In South Africa, BIOFIN successfully enhanced investments into businesses that conserve nature by establishing a government-owned Biodiversity Investment platform while offering technical assistance to improve business proposals and facilitate negotiations with investors.
UN Resident Coordinator of South Africa Nelson Muffuh in his goodwill message at the conference opening emphasized the urgent need for actions from all sides – government and the private sector – and to share the responsibility to conserve biodiversity and close the gap for nature financing. UNDP South Africa is extensively working to address this and ensure the inclusion of communities and academia.

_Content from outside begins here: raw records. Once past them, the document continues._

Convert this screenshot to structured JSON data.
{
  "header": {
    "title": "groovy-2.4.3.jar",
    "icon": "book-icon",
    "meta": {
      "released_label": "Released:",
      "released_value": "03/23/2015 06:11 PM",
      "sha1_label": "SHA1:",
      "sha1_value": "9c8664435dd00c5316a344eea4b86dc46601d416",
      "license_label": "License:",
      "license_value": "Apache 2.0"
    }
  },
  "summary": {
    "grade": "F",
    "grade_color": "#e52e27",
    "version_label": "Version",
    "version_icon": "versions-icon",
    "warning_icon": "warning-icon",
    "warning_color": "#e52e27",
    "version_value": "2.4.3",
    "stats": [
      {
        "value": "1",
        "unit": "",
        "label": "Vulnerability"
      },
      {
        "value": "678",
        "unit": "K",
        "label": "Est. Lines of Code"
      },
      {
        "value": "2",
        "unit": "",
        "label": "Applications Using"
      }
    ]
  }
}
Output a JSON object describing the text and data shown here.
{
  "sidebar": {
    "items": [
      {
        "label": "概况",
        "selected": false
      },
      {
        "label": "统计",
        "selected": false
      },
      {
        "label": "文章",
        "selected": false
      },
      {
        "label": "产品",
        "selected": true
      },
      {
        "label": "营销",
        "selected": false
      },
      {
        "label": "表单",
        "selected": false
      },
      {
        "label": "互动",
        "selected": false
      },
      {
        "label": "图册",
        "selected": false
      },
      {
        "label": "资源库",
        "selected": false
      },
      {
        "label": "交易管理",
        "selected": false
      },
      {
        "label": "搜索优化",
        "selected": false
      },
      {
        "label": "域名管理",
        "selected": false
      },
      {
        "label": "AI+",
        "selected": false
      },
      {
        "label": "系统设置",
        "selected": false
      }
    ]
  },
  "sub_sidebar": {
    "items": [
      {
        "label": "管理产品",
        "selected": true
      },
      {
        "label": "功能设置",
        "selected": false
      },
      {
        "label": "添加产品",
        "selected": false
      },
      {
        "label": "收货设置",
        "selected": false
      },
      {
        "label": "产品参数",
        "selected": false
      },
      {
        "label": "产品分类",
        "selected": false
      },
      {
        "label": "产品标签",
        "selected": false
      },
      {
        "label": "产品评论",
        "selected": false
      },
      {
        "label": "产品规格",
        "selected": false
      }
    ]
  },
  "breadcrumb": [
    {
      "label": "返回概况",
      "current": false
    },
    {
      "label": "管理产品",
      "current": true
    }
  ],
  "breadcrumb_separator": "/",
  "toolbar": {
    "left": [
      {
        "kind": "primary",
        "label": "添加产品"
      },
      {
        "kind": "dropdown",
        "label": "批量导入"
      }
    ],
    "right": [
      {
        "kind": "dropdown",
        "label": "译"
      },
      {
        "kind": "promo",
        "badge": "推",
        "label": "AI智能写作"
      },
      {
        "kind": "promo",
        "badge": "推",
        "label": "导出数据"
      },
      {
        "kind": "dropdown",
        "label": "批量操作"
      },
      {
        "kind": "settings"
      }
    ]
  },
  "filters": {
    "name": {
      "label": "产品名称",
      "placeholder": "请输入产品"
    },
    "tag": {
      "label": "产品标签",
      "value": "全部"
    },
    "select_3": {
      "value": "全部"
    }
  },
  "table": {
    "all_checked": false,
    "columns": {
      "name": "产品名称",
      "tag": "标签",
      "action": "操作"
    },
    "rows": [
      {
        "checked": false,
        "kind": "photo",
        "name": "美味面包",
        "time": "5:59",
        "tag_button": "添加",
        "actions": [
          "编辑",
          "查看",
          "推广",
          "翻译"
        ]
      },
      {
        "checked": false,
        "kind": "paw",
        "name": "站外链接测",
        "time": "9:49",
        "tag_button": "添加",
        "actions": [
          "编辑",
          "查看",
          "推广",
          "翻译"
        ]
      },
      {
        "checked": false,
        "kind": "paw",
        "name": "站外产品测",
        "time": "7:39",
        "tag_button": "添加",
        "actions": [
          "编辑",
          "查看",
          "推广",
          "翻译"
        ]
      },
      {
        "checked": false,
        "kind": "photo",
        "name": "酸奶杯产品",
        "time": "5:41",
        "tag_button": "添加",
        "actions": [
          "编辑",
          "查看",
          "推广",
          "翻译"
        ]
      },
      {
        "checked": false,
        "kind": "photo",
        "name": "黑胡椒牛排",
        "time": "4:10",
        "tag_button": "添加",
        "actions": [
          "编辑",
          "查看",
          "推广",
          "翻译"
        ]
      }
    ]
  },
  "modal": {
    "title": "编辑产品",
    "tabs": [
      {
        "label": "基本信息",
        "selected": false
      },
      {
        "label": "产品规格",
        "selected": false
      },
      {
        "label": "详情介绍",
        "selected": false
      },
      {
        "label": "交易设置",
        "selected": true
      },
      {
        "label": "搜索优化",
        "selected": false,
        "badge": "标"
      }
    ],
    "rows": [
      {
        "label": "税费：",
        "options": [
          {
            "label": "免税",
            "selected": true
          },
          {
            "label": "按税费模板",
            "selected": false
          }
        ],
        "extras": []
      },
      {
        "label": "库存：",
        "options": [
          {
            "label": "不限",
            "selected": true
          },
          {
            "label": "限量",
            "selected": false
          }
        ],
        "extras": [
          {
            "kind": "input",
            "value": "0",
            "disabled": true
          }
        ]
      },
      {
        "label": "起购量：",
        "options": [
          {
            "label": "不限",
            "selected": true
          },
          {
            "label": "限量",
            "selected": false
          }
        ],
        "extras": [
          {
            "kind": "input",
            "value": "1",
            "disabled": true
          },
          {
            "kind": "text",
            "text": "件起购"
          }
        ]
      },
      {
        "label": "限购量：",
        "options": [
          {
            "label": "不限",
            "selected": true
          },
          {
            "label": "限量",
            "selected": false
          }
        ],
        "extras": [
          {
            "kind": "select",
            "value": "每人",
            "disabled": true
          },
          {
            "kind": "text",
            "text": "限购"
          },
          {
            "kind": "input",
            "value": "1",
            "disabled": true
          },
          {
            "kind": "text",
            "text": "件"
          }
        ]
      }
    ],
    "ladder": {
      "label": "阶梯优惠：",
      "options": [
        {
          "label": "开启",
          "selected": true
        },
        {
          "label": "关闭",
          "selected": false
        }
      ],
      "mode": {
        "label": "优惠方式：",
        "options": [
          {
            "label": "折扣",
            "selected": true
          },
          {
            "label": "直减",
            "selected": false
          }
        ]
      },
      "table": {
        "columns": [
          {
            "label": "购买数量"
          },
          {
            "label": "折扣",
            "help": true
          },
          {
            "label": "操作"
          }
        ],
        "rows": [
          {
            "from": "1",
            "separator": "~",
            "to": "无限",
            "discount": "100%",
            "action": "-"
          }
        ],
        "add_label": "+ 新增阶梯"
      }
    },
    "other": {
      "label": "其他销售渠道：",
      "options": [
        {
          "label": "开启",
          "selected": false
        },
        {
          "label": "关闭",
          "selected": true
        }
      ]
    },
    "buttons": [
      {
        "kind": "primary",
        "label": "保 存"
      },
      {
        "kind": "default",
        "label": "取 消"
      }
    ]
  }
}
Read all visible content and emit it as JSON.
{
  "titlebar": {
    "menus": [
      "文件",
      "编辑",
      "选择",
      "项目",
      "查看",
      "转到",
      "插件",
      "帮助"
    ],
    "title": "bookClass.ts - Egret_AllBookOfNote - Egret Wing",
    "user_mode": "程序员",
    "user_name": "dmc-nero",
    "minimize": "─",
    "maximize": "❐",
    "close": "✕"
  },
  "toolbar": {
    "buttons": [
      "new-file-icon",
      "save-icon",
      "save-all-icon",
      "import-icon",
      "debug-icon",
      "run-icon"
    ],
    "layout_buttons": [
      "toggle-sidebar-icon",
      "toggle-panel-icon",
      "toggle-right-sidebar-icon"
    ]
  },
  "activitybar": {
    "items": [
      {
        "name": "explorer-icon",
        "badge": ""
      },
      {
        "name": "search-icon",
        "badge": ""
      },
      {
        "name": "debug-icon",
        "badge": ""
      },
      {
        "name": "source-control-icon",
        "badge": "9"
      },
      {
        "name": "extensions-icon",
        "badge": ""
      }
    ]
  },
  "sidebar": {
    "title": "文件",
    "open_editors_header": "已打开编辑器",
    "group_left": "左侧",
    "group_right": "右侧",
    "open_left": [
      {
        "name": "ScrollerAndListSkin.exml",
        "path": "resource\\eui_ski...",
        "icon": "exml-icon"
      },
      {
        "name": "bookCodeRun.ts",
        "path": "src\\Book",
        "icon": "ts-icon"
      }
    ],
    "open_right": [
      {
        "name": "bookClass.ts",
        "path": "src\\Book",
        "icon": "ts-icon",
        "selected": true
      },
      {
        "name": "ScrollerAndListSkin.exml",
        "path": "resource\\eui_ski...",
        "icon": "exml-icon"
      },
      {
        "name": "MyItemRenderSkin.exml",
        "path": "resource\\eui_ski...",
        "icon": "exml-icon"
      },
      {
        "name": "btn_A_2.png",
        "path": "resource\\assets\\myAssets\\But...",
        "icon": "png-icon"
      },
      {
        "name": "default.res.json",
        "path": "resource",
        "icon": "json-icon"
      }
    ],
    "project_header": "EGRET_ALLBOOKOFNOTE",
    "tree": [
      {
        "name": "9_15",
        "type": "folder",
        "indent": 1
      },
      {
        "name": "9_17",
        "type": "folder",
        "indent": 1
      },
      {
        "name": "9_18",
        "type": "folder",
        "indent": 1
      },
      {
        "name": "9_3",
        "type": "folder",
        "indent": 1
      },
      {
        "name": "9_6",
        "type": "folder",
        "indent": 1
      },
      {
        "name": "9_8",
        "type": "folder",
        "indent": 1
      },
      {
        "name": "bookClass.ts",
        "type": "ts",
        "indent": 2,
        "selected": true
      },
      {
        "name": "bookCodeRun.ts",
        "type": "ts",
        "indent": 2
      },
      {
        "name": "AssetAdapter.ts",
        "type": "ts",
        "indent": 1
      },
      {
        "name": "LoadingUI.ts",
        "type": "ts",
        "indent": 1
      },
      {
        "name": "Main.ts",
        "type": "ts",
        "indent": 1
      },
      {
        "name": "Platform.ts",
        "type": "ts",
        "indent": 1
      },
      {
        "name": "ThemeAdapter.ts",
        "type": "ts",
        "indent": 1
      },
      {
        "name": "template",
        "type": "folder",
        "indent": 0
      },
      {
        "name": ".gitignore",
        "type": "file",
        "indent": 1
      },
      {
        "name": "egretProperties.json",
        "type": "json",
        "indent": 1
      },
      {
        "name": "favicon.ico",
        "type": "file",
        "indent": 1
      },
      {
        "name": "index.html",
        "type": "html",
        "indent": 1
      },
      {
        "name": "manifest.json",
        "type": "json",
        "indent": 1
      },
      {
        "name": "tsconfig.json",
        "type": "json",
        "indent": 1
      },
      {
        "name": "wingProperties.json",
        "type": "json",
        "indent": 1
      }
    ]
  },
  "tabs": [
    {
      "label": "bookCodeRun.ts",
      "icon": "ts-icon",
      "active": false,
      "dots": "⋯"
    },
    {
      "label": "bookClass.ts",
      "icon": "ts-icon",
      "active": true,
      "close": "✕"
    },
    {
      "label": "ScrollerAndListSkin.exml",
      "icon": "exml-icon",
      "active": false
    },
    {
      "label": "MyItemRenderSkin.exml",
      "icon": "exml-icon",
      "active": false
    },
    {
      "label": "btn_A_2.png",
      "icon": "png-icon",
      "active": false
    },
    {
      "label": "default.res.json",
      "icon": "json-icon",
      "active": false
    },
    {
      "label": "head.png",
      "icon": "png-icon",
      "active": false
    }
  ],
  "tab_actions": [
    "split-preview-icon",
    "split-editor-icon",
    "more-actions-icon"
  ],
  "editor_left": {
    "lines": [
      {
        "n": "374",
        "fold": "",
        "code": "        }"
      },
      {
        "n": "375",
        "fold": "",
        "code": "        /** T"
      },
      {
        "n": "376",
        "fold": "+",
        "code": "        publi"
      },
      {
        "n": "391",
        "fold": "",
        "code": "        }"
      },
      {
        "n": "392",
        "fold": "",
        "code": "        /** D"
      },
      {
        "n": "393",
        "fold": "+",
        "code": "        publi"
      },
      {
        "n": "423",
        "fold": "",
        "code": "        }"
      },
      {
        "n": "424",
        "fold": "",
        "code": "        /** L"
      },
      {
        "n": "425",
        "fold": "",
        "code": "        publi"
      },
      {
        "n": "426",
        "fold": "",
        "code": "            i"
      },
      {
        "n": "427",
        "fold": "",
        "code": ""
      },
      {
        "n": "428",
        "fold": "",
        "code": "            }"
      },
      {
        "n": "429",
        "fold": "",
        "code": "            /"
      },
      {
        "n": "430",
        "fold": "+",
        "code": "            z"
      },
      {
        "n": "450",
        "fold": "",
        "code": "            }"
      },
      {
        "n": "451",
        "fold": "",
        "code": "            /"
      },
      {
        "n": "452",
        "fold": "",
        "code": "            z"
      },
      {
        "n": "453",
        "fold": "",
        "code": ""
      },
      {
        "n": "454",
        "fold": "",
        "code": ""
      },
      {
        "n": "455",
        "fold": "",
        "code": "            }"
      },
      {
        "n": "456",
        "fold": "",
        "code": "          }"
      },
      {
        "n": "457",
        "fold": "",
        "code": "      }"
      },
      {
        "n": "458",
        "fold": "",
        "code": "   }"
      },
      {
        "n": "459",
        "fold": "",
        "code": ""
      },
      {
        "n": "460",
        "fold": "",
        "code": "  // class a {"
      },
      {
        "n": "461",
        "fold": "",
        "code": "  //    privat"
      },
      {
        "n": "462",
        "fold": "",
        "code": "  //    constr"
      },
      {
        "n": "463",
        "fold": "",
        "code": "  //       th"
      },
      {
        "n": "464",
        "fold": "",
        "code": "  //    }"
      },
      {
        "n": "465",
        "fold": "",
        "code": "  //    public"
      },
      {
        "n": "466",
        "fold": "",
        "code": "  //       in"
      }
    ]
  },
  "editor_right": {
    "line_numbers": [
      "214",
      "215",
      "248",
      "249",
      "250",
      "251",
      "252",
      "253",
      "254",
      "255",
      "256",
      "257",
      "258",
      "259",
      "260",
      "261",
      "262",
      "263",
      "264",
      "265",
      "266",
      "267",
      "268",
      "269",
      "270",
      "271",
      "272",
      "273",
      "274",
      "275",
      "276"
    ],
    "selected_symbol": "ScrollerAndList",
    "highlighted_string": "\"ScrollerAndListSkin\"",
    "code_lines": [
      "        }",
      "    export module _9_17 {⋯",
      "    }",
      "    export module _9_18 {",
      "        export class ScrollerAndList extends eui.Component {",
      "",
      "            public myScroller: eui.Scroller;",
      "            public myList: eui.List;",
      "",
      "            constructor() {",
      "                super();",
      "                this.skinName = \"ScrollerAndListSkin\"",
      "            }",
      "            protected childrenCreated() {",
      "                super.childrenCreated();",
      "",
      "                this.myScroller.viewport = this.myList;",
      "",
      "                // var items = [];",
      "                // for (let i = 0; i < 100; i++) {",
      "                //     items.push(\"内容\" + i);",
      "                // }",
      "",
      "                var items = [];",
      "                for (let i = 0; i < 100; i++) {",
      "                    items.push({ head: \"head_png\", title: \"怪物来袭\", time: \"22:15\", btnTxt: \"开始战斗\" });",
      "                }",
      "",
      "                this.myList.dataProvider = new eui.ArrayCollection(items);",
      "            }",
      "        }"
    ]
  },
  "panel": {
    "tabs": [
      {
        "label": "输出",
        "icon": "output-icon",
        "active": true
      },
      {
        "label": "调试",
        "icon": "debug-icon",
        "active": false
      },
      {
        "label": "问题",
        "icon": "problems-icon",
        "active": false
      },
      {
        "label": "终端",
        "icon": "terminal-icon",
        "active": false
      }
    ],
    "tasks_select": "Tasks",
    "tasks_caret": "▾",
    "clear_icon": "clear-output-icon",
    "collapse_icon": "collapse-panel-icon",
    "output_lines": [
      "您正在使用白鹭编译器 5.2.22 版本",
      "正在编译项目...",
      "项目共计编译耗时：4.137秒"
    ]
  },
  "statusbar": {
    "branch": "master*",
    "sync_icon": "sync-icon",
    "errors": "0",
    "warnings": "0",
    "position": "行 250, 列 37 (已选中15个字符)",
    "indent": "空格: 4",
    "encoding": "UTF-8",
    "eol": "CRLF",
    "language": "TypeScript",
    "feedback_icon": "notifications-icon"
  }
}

Minister of Forestry, Fisheries and Environment of South Africa Barbara Creecy encouraged participants and experts at the 5th Global Conference on Biodiversity Finance to think and keep in mind three critical factors to narrow the financing gap: the link between biodiversity and climate financing and how these can flow from both sides, opportunities to repurpose harmful subsidies in agriculture and other sectors, plus the need for a significant reform of global financial systems.
“Let this not be the third time that we do not meet the global conservation targets. BIOFIN can be the engine that can deliver, if we get it right,” said UNEP Executive Director Inger Andersen during her opening message. She encouraged governments to look at their policies on nature financing, engage the banking and private sectors and think about effective means of implementation. “We know that biodiversity is important. It defines our identity as humans. But policies matter and matter greatly – and this is what BIOFIN can help enable,” added Andersen.
In the Philippines, BIOFIN raised over USD10 million for 107 Legislated Protected Areas by pushing for increased congressional financing. Over USD300,000 was raised for terrestrial reforestation through the Mynt and GCash GForest Programme. Its ongoing Year of the Protected Areas campaign aims to convince Filipinos to responsibly visit the country’s 247 protected areas in the wake of flagging attendance spurred by the COVID-19 pandemic.“We must integrate biodiversity into mainstream finance mechanisms to ensure that line agencies such as the Department of Environment and Natural Resources (DENR), Bureau of Fisheries (BFAR) and our National Parks System can access funds when they need it the most,” concluded Philippine DENR Assistant Secretary Marcial Amaro Jr., who headed the Philippine delegation. “Creative fundraising, particularly from the private sector, can help restore our biodiversity and jumpstart responsible tourism, especially after the pandemic.”